World dairy prices continue to show volatility - with prices down at the latest auction. Source: GlobalDairyTrade

Whole milk powder took a dive at the latest Global Dairy Trade auction overnight, taking the overall export index down with it.

The price for whole milk powder (WMP) - New Zealand's main export product - plummeted 12.4 per cent to US$2782 per metric tonne, following a drop of 3.7 per cent at the previous auction on February 21.

Overall, dairy prices slumped for the second straight auction, dipping 6.3 per cent to US$3512 per metric tonne. Prices were down 3.2 per cent two weeks ago.

NZ Federated Farmers dairy spokesman Andrew Hoggard said the fall would probably not threaten Fonterra's NZ farmgate forecast payout of $NZ6 per kilogram of milksolids but might "take the gloss off" next season's opening prices.

"Recently I asked whether the higher global prices were due to a drop in production or an increase in demand," Mr Hoggard said.

"I think the answer is clearer, that it's because of a drop in production."

Fonterra has recently revised its forecast for New Zealand milk collection for the 2016-17 season from 7 per cent to 5 per cent.

ASB economist Nathan Penny said the bank would be lowering its present payout prediction of $NZ6.50, but would not yet indicate the revised figure.

However he said it stood by its longer term forecast of $NZ6.75 for the 2017-18 season.

"There's more milk around now than expected as lost production has been made up, so prices will be weak for a period," he said.

He agreed with Mr Hoggard that Fonterra's price should stand, as the dairy giant had taken a conservative position when it recently fixed it at $NZ6.

AgriHQ said normally at this time of the season the volume of product being offered on GDT started to fall away, but improved milk intakes in recent months mean Fonterra has more product available to sell than previously anticipated.

"Last night's result shows just how tightly balanced the market is - there just isn't the depth of demand in the market to absorb any extra product at the moment," analyst Susan Kilsby said.

Last week Fonterra increased the amount of skim milk powder (SMP) and whole milk powder (WMP) available at the March 7 GDT event.
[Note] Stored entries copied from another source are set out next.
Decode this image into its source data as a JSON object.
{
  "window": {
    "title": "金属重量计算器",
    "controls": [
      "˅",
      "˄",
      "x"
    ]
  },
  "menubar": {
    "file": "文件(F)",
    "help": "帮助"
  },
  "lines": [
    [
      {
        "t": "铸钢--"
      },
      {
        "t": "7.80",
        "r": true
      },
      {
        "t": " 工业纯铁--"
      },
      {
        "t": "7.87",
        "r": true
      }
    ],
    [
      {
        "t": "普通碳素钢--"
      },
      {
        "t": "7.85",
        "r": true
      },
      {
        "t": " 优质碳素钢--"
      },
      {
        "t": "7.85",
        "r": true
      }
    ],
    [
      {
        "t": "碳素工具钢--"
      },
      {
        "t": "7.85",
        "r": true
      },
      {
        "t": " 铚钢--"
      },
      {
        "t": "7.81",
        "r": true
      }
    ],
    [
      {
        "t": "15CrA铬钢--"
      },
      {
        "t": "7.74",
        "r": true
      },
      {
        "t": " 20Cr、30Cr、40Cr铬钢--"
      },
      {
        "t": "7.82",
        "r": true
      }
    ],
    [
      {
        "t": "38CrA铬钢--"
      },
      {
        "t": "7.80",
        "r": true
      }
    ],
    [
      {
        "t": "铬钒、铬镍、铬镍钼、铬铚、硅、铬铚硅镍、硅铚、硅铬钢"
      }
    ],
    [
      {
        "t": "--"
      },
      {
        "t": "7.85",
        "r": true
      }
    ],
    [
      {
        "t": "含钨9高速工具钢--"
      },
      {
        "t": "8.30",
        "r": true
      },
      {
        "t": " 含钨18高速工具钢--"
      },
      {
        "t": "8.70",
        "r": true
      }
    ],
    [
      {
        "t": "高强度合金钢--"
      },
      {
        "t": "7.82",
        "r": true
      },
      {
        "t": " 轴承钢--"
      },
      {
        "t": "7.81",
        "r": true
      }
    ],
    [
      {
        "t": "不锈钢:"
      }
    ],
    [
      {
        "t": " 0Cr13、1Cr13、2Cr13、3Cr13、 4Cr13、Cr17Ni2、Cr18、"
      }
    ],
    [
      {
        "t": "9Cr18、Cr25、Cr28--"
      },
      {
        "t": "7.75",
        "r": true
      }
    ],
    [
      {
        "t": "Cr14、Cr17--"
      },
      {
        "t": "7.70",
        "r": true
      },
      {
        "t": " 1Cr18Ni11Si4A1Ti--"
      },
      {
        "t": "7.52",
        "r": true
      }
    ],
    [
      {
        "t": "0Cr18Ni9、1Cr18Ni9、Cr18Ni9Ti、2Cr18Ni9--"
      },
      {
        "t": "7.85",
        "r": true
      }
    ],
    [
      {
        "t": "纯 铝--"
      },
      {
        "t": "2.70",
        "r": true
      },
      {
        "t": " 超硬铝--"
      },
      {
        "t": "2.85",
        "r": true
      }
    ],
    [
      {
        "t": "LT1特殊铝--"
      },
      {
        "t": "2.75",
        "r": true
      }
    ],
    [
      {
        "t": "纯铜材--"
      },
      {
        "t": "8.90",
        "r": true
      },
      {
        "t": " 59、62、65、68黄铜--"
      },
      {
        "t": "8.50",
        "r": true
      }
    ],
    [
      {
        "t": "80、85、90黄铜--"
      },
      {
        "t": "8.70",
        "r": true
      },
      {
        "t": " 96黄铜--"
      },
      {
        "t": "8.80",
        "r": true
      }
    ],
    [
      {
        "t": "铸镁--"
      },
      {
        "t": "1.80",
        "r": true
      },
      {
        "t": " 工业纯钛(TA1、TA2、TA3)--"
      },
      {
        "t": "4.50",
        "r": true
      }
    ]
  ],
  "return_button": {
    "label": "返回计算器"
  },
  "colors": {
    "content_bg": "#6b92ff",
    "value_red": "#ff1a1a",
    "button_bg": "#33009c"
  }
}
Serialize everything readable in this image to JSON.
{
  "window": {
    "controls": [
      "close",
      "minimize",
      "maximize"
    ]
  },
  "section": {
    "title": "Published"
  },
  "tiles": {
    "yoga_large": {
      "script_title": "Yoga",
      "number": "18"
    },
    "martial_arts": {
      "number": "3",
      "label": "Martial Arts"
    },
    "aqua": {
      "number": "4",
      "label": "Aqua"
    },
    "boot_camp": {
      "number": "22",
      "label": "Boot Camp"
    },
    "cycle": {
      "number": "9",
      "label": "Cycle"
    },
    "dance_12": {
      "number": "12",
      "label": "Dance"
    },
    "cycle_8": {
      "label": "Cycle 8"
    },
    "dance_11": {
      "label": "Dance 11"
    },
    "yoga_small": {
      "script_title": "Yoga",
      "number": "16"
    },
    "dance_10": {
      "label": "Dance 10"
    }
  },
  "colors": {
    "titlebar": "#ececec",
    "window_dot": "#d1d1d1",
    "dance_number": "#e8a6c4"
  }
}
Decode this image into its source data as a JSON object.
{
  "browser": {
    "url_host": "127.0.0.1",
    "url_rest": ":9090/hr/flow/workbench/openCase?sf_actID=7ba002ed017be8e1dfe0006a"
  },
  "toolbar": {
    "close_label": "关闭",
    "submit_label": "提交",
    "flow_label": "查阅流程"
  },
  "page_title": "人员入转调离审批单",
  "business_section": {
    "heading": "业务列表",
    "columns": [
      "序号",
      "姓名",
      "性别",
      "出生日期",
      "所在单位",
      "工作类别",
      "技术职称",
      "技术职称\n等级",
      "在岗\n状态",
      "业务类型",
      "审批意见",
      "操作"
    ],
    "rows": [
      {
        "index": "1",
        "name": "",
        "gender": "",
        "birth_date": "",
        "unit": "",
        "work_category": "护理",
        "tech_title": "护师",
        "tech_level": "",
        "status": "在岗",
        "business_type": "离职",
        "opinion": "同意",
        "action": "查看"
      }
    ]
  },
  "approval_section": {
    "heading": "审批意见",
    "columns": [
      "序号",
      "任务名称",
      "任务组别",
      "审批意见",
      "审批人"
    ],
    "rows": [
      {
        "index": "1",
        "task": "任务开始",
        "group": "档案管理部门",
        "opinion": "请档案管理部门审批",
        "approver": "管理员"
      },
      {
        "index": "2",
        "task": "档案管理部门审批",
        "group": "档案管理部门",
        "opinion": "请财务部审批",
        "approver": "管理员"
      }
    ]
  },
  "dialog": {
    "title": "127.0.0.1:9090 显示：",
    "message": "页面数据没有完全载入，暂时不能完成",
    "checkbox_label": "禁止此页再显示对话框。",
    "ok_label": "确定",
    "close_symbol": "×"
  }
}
The volume of SMP offered was lifted by 49 per cent and the amount of WMP available increased by 6 per cent.

The number of bidders participating in the auction was fewer than seen at recent auctions but the number of bidders that secured product was similar to the previous event.

Milkfat products did a lot better than powder. Demand for butter and anhydrous milkfat (AMF) has been very strong throughout the season driven by dietary trends towards natural products and away from synthetic products such as margarine.

Regular grade AMF was priced at US$5515 a tonne, just 0.8 per cent less than at the previous auction, while butter recorded a 2.3 per cent lift in price with unsalted product with a May shipping date making US$4,700 a tonne.

There were 134 participating bidders, with a total of 22,328 metric tonnes of product sold.